Sleigh has sparked a legal battle that may seem arcane, but he insists his clients’ rights to due process are at stake.

"I think it’s a fundamental requirement when the law gives one person an enormous amount of power to restrict the liberty of citizens by accusing them of crimes that that person complies with every aspect of the law," says Sleigh.

So why does he think the current state’s attorney, Alan Franklin, was illegally appointed? It’s complicated, but it boils down to chronology. In November of 2010, Keith Flynn was re-elected as state’s attorney for Orleans County.

"But Flynn never took the oath of office and never assumed the office of state’s attorney that began February 1, 2011," Sleigh points out. "And thus the vacancy, or the absence of a state’s attorney, was not caused by any death or resignation because nobody had ever assumed the office."

Flynn never assumed the office because he chose instead to accept an appointment by Governor Peter Shumlin to head the Department of Public Safety.

Shumlin then appointed Alan Franklin to serve the state’s attorney term to which Flynn had been re-elected.

Sleigh says Shumlin overstepped his authority. Now, Sleigh says, the only prosecutor who can legally charge his Orleans County clients with crimes is the attorney general. And that, Sleigh says, means all charges by Franklin need to be dismissed.

But Assistant Attorney General John Treadwell says Flynn had resigned not only from the term he was ending, but also the new one he would have begun.

"And Vermont law does not establish any other mechanism for filling vacancies," Treadwell says.
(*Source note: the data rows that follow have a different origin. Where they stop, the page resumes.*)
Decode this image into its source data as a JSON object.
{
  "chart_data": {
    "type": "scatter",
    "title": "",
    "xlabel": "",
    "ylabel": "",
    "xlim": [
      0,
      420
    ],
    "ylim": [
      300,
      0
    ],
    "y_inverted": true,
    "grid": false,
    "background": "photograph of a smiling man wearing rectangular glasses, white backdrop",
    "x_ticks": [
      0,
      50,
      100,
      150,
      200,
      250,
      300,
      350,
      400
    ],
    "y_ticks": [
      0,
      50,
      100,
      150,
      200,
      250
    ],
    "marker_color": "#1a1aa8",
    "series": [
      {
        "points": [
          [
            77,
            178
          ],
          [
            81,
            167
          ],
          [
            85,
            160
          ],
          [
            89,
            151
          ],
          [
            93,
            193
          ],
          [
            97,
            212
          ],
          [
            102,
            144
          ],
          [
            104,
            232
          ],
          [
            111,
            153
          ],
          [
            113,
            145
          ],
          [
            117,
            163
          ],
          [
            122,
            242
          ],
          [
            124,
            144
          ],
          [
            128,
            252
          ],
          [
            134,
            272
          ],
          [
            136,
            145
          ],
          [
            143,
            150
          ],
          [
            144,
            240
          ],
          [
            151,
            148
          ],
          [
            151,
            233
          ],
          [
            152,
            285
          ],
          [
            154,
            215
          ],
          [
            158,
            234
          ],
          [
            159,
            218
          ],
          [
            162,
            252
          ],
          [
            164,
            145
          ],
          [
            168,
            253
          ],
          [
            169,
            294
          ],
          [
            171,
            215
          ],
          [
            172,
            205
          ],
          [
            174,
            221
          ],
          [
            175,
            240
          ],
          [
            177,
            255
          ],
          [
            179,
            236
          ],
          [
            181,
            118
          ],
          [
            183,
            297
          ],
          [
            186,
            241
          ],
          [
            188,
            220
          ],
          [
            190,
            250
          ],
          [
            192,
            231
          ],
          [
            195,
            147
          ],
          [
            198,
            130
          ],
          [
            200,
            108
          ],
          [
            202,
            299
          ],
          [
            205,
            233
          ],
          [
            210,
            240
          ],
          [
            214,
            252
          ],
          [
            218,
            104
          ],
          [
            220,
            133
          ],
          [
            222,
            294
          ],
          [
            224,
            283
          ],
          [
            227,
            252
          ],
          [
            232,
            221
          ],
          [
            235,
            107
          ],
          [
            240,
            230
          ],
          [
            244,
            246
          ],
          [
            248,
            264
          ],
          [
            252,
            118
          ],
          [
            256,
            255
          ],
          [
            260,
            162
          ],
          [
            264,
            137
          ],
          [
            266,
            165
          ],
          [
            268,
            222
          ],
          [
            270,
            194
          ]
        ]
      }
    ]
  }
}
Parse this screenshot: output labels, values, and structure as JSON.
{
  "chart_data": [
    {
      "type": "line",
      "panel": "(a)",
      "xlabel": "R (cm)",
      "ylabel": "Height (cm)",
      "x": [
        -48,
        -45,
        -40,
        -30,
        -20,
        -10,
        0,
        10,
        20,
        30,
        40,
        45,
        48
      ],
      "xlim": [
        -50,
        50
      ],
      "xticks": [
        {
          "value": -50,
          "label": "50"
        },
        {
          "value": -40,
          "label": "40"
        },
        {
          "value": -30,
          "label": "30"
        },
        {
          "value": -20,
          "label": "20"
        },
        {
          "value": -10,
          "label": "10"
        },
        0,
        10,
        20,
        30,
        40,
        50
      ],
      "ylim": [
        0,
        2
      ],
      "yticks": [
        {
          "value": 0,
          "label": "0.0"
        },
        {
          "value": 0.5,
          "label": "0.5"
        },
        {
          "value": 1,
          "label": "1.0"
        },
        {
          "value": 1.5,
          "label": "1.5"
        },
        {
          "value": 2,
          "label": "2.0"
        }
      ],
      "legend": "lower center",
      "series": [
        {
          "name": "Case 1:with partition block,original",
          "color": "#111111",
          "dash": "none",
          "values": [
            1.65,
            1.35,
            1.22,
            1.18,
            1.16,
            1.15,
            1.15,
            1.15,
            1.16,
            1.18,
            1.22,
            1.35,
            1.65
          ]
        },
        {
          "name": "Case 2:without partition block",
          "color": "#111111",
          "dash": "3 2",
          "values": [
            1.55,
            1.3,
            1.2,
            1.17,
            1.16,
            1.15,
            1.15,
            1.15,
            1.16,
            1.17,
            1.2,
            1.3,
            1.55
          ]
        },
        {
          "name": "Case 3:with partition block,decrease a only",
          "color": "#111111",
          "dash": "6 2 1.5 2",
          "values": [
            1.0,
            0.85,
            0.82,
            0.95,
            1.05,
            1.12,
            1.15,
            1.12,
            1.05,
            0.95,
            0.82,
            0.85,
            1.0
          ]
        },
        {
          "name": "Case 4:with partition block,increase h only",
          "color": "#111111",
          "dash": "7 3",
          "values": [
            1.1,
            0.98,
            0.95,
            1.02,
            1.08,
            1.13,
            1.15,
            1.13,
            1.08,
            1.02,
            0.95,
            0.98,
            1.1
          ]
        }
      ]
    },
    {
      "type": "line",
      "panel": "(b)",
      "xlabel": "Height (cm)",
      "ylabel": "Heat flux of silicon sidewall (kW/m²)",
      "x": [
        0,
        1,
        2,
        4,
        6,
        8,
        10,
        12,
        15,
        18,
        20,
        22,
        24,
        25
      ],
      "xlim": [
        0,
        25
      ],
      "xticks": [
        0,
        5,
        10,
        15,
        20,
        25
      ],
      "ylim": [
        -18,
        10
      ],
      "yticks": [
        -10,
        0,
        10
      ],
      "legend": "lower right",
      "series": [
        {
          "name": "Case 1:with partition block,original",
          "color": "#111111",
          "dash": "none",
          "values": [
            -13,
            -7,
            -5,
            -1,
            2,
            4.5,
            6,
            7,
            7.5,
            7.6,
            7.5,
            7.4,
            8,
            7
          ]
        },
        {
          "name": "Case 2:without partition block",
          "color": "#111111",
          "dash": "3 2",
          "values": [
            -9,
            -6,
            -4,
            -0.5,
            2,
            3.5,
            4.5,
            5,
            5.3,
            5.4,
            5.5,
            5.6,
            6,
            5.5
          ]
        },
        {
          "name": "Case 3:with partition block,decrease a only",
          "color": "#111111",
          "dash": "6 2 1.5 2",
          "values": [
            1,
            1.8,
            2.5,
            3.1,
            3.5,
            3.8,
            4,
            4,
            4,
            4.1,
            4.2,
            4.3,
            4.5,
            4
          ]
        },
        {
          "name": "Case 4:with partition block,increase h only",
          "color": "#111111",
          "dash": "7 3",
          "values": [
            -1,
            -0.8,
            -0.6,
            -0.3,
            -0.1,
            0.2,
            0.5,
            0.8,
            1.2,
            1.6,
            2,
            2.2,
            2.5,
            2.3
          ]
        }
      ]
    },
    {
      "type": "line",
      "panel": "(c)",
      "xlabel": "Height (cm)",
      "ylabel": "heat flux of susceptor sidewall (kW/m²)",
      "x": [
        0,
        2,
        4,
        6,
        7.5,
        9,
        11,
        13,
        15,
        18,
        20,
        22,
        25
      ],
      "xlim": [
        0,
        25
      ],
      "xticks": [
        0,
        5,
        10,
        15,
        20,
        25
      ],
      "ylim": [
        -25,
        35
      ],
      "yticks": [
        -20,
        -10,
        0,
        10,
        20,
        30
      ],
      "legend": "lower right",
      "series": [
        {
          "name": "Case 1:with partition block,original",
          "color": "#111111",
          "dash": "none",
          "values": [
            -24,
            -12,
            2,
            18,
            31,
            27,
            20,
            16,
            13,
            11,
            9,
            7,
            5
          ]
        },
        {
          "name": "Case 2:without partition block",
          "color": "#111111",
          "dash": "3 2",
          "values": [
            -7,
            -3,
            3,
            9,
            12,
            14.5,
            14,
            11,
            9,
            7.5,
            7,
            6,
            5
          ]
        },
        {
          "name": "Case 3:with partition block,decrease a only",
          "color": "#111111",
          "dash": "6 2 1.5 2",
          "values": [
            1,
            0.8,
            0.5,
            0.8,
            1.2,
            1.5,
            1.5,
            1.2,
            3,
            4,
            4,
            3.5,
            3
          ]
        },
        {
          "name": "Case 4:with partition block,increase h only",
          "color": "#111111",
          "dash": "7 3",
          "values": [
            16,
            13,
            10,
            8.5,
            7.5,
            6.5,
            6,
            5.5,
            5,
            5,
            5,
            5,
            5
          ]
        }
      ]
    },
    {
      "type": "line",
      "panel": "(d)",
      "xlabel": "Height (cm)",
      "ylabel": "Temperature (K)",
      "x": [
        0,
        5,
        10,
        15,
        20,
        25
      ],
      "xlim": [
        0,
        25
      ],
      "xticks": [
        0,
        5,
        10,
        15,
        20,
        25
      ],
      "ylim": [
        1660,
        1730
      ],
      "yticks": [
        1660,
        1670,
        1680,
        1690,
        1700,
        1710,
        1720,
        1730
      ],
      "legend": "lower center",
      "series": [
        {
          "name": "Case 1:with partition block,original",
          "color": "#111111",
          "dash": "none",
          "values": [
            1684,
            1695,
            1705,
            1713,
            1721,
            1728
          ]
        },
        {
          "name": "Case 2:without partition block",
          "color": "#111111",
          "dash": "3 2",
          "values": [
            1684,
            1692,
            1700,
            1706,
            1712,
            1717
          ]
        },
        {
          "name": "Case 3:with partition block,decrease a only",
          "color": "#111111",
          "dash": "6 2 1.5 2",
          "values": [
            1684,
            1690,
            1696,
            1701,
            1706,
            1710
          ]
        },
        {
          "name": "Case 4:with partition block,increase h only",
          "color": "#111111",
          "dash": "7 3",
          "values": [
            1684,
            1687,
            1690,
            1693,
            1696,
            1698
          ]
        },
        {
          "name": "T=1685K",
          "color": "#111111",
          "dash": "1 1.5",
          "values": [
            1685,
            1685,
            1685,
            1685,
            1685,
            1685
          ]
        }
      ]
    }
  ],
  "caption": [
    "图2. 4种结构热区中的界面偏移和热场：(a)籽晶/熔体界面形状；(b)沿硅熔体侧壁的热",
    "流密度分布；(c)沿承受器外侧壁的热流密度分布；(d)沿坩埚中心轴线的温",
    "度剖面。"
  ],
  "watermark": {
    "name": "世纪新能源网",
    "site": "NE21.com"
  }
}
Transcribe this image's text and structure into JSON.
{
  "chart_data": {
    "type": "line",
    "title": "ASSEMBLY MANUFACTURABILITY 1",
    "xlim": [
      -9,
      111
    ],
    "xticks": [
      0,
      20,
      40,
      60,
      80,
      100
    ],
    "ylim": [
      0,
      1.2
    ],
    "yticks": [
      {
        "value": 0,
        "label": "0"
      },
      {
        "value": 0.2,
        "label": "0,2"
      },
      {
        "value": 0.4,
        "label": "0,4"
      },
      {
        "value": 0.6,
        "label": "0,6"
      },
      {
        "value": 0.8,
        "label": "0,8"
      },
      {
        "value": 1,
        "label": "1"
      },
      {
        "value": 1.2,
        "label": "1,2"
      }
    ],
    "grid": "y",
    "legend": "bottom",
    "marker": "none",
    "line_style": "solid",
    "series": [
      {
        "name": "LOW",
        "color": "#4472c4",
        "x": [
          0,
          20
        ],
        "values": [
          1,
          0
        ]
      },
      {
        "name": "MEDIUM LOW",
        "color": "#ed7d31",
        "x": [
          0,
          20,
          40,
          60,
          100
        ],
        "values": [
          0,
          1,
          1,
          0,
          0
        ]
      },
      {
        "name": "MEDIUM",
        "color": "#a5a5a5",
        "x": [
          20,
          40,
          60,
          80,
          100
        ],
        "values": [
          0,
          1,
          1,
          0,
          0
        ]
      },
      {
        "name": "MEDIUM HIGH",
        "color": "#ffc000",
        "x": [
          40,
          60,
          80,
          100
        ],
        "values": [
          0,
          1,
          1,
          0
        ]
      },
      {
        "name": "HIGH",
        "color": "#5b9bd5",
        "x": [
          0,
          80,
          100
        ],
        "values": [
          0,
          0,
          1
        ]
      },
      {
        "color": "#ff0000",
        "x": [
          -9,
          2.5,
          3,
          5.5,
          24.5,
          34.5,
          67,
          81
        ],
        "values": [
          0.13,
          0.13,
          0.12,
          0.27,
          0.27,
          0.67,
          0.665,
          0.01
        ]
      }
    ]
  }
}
I submitted that it would be an absurd result that an office would have to remain empty and no person could be appointed to fill the remainder of the term."

Treadwell says the law makes no provision for a special election-another point Sleigh disputes.

Orleans State’s Attorney Alan Franklin is making no comment.

A court hearing in this dispute is scheduled in Newport for November 7. One of Sleigh’s 20 defendants is Roger Pion, who is accused of crushing seven Orleans County sheriffs’ vehicles with his tractor.